Sql-server – SQL Server Index Scan Actual Executions

execution-planindexoptimizationsql server

I have a fairly complicated query and running it on two databases with same schemas, but with different data produces different result. On database D1 the elapsed time is around 1 second, and the number of returned rows is 4936. On database D2 the elapsed time is around 10 seconds, adn the number of returned rows is 135. The returned data is correct and expected in both cases, but the execution time is what confuses me.

Both databases have the same indexes. All statistics have been updated and indexes reorganized or rebuilt where neccessary. However, the actual execution plans on both databases differ slightly in their layout and costs.

On database D2 29% of time is wasted on Index Scan of a non-clustered index that executes 409 times (expected executes = 1) and returns 2195 rows, even though it expected only 146. With a Clustered Index Seek (only 2% cost) on another table that executes 2195 times (estimated executions = 146) and that returns 2195 rows (estimated rows = 146, both based on upper Index Scan) it enters into a Nested Loops Inner Join (9% cost).

The same Index Scan on D1 takes only 4.1% of time and executes only once and returns 4451 rows, even though it expected 4491. After it goes Compute Scalar, and then the arrow joins with output from Compute Scalar from Clustered Index Scan (instead of Clustered Index Seek in D2) into Hash Match Inner Join.

Can anyone tell me why this might be happening?

Also, in the plan on D2 I have another Index Scan of the same problematic index that also has 29% cost, but returns 0 rows, even though it expects 27 rows. In D1 this returns 7 rows, expects 8, and has 4% cost.

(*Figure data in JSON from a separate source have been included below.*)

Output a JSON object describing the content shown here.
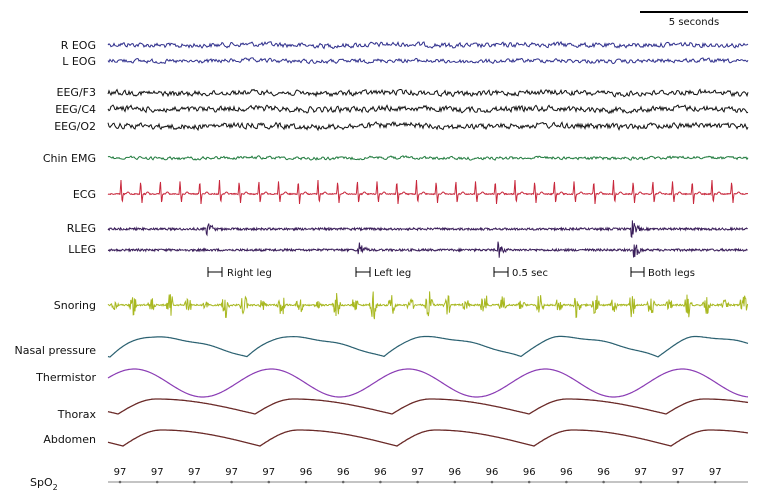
{
  "scale_bar": {
    "label": "5 seconds"
  },
  "channels": [
    {
      "label": "R EOG",
      "color": "#2e2e8c"
    },
    {
      "label": "L EOG",
      "color": "#2e2e8c"
    },
    {
      "label": "EEG/F3",
      "color": "#111111"
    },
    {
      "label": "EEG/C4",
      "color": "#111111"
    },
    {
      "label": "EEG/O2",
      "color": "#111111"
    },
    {
      "label": "Chin EMG",
      "color": "#1e7a3c"
    },
    {
      "label": "ECG",
      "color": "#c8283c"
    },
    {
      "label": "RLEG",
      "color": "#3a1e5a"
    },
    {
      "label": "LLEG",
      "color": "#3a1e5a"
    },
    {
      "label": "Snoring",
      "color": "#a8b820"
    },
    {
      "label": "Nasal pressure",
      "color": "#2a6070"
    },
    {
      "label": "Thermistor",
      "color": "#8a3cb4"
    },
    {
      "label": "Thorax",
      "color": "#6a2a28"
    },
    {
      "label": "Abdomen",
      "color": "#6a2a28"
    }
  ],
  "leg_annotations": [
    "Right leg",
    "Left leg",
    "0.5 sec",
    "Both legs"
  ],
  "spo2": {
    "label_main": "SpO",
    "label_sub": "2",
    "values": [
      "97",
      "97",
      "97",
      "97",
      "97",
      "96",
      "96",
      "96",
      "97",
      "96",
      "96",
      "96",
      "96",
      "96",
      "97",
      "97",
      "97"
    ]
  }
}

I'm completely lost. Any help will be appreciated.

Best Answer

Schema and indexes are only one aspect of query plan and performance. Your statement "but with different data" is likely the source of the difference. The number of rows and the distribution of data is essential to the query optimizer. If you have significantly more rows in D2, or if the data is of entirely different characteristics (wider or narrower range of values), then you should expect to see different performance and execution plans.

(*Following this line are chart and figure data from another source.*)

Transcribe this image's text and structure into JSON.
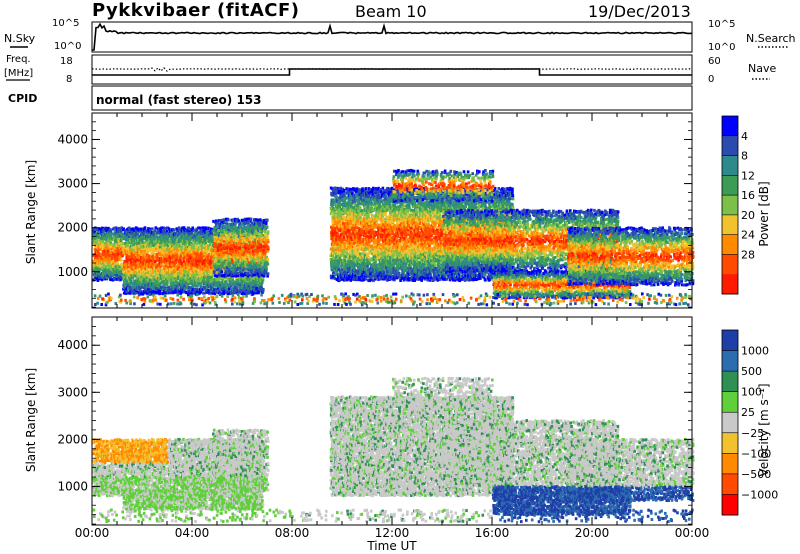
{
  "header": {
    "station": "Pykkvibaer (fitACF)",
    "beam": "Beam 10",
    "date": "19/Dec/2013"
  },
  "aux": {
    "nsky_label": "N.Sky",
    "nsearch_label": "N.Search",
    "top_tick_hi": "10^5",
    "top_tick_lo": "10^0",
    "freq_label_1": "Freq.",
    "freq_label_2": "[MHz]",
    "freq_ticks": [
      "18",
      "8"
    ],
    "nave_label": "Nave",
    "nave_ticks": [
      "60",
      "0"
    ],
    "cpid_label": "CPID",
    "cpid_text": "normal (fast stereo) 153"
  },
  "chart_data": [
    {
      "type": "heatmap",
      "name": "power",
      "ylabel": "Slant Range [km]",
      "xlabel": "Time UT",
      "x_ticks": [
        "00:00",
        "04:00",
        "08:00",
        "12:00",
        "16:00",
        "20:00",
        "00:00"
      ],
      "xlim": [
        0,
        24
      ],
      "ylim": [
        180,
        4600
      ],
      "y_ticks": [
        1000,
        2000,
        3000,
        4000
      ],
      "colorbar": {
        "label": "Power [dB]",
        "ticks": [
          "4",
          "8",
          "12",
          "16",
          "20",
          "24",
          "28"
        ],
        "colors": [
          "#0000ff",
          "#2b4bb0",
          "#2e8a8a",
          "#3c9c55",
          "#7cc04a",
          "#f2c12e",
          "#ff8a00",
          "#ff4a00",
          "#ff1a00"
        ]
      }
    },
    {
      "type": "heatmap",
      "name": "velocity",
      "ylabel": "Slant Range [km]",
      "xlabel": "Time UT",
      "x_ticks": [
        "00:00",
        "04:00",
        "08:00",
        "12:00",
        "16:00",
        "20:00",
        "00:00"
      ],
      "xlim": [
        0,
        24
      ],
      "ylim": [
        180,
        4600
      ],
      "y_ticks": [
        1000,
        2000,
        3000,
        4000
      ],
      "colorbar": {
        "label": "Velocity [m s⁻¹]",
        "ticks": [
          "1000",
          "500",
          "100",
          "25",
          "−25",
          "−100",
          "−500",
          "−1000"
        ],
        "colors": [
          "#1f3fa8",
          "#2c6db0",
          "#2f8f55",
          "#5fcf3a",
          "#c9c9c9",
          "#f2c12e",
          "#ff8a00",
          "#ff4a00",
          "#ff0000"
        ]
      }
    }
  ],
  "colors": {
    "frame": "#000000",
    "background": "#ffffff"
  }
}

For each set of statistics, SQL Server keeps a maximum of 200 samples. As the rows in the tables grow and the more irregular the distribution of values the more likely it is that SQL Server will not have enough information to generate optimal execution plans. That's where the use of filtered indexes and statistics comes into play.

If this is a parameterized query you may also be running into a parameter sniffing problem. Note that if you're using local variables the calculation changes also.